In what he calls a “breakthrough idea based on our over 20 years’ experience,” he and his partners created a modern structure, one more in line with today’s finance market, which likely didn’t exist when a huge chunk of today’s ground lease agreements were inked. “It struck us as inefficient to combine two such different investments—a high-return business like an actively managed hotel, with a low-return passive business like owning land.” Their approach to separating the building and land investments, he says, is “a more capital-efficient way to fund the building of buildings, refinance and recap a building by increasing the size of the pie when either buying or selling a building.”

It is also more customer friendly, Sugarman says, noting that splitting them apart enables investors who want the safety of real estate to invest in just that, while those seeking higher but riskier returns via an operating business could invest specifically in that.
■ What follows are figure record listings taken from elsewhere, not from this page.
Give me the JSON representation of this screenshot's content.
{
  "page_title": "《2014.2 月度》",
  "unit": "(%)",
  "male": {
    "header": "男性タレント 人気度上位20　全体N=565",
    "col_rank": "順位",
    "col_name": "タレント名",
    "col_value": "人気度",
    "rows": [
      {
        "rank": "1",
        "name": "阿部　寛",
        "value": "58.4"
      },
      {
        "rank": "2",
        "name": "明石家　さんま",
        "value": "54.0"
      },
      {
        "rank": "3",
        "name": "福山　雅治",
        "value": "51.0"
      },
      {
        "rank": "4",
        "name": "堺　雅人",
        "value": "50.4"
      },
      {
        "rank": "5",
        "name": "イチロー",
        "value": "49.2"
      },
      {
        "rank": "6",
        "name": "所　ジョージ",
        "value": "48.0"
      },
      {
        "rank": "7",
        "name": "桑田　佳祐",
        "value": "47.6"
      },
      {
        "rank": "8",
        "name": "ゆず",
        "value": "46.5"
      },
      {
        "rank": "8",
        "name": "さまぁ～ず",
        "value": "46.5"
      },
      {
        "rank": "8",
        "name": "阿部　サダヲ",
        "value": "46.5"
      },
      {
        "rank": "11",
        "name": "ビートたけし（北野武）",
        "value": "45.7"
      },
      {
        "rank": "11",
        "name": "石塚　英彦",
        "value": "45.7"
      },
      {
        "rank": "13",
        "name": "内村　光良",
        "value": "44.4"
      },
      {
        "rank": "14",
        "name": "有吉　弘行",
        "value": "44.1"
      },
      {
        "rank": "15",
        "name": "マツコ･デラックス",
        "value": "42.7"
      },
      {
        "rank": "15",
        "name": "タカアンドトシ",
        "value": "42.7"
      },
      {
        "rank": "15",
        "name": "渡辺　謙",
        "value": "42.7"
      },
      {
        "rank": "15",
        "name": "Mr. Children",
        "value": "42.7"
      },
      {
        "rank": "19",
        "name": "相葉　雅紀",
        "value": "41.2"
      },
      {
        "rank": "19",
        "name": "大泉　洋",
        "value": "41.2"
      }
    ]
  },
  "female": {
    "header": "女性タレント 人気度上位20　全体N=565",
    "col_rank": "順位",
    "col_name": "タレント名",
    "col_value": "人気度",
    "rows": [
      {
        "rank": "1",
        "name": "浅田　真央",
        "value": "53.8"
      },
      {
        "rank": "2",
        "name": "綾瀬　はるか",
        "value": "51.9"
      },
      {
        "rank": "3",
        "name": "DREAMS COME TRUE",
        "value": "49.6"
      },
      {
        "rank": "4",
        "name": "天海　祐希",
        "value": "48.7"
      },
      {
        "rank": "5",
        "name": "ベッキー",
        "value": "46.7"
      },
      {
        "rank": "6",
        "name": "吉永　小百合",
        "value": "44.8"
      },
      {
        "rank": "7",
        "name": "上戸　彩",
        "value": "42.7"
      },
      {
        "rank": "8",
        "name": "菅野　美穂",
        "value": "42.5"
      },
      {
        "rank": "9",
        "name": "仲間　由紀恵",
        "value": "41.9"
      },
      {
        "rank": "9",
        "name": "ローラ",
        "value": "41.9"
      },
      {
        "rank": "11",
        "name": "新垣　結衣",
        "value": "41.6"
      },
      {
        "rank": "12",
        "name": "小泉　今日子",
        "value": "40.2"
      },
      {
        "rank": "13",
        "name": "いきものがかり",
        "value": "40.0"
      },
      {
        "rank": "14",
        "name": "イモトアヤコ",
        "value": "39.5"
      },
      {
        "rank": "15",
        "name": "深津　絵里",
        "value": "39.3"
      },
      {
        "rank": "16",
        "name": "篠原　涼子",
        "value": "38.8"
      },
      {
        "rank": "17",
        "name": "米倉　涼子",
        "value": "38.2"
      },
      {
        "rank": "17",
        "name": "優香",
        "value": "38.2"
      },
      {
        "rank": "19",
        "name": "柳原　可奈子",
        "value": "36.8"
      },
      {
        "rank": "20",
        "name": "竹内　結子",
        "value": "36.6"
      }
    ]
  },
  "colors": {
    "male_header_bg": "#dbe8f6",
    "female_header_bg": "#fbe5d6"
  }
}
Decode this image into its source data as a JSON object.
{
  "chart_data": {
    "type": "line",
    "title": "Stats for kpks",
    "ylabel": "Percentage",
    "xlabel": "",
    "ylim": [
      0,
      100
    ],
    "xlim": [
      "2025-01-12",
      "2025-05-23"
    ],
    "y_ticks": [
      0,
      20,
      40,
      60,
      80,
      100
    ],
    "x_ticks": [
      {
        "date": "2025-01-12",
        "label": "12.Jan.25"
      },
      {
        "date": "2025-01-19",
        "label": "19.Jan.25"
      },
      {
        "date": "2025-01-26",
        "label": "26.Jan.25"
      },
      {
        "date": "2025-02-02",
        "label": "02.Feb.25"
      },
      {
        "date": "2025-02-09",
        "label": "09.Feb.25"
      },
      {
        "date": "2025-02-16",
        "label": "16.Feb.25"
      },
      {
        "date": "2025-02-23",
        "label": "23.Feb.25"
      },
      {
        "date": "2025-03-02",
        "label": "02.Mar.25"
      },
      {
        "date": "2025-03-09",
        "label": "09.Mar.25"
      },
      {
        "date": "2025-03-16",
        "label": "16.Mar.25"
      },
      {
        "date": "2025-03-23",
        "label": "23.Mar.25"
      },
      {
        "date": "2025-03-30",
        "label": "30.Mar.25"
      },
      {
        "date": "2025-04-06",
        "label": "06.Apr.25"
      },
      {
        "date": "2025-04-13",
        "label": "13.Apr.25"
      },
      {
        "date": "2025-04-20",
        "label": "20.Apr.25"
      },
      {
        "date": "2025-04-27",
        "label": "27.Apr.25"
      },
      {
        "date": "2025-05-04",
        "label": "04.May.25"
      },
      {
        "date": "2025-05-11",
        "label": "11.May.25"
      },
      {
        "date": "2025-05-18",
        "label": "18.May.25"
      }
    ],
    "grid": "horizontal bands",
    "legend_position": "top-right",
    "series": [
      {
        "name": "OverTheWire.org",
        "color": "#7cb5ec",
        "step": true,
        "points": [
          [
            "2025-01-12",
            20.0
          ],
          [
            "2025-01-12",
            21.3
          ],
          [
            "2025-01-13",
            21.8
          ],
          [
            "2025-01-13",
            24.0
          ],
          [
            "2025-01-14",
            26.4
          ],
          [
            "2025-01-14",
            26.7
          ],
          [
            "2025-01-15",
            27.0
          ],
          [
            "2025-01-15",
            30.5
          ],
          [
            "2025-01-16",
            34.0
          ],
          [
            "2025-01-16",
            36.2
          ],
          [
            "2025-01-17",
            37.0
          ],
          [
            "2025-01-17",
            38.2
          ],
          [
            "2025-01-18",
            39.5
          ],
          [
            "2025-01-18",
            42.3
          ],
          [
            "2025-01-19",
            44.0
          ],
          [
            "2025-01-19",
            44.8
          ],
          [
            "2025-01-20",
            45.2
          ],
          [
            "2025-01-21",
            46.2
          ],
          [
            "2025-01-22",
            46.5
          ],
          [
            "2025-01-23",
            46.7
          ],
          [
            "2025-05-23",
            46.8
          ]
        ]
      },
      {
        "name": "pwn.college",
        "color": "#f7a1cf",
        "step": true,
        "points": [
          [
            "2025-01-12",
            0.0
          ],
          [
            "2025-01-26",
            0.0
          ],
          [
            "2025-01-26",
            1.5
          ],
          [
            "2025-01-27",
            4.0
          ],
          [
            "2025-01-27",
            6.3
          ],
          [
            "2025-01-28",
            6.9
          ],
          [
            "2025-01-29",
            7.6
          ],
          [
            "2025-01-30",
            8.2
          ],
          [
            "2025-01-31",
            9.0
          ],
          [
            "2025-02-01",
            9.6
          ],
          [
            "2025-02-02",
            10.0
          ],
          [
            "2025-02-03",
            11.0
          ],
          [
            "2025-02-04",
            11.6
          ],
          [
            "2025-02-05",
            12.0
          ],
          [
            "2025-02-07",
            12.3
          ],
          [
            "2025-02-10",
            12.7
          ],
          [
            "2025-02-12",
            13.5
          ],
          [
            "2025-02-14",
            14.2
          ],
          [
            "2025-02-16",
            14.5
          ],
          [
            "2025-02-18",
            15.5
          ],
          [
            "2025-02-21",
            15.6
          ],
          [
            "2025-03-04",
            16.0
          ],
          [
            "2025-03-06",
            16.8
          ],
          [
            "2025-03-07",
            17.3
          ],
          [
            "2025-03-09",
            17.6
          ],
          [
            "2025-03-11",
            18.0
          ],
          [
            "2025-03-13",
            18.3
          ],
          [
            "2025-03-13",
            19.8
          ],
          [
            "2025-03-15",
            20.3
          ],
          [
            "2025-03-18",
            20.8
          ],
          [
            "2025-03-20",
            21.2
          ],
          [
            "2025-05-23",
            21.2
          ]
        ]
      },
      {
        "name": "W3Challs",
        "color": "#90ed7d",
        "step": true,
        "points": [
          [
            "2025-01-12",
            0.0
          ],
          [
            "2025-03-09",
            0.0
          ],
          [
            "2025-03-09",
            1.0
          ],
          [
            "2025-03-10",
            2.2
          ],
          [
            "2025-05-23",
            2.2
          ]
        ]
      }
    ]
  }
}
Sugarman also notes that Safehold regards every transaction as an opportunity for a long-term relationship with customers who depend on them to be more successful, always considering cost and capital efficiency. “We study the markets every day to help our customers make more money, and to create better capital solutions for them with less risk.”

With Safehold’s proprietary ground lease structure, he says, the company itself purchases the land from the building owner and absorbs related costs that would, in a traditional ground lease, be borne by the investor. “Just consider all the costs involved every time a property is traded or refinanced; we’re eliminating a lot of those costs in the lifetime of the asset, and are significantly reducing the amount of maturity risk taken on when an asset is financed. In fact, I think we reduce the maturity risk by half by putting the ground lease in place for the land component of the building—that combination of more capital efficient, more cost efficient, and lower risk not only generates higher return, but also lowers the risk profile.”

Sugarman says the experience of his company with the hotel business, as well as related investment vehicles, including Safehold’s ground leases, all represent significant competitive advantages.

“We understand the hotel business and have the experience to properly size, structure, and deal with any contingencies that come along. As the only public company and likely the largest player in the ground lease market over last several years, we have a deeper database and experience as far as how to do ground leases right, and make them value enhancing.”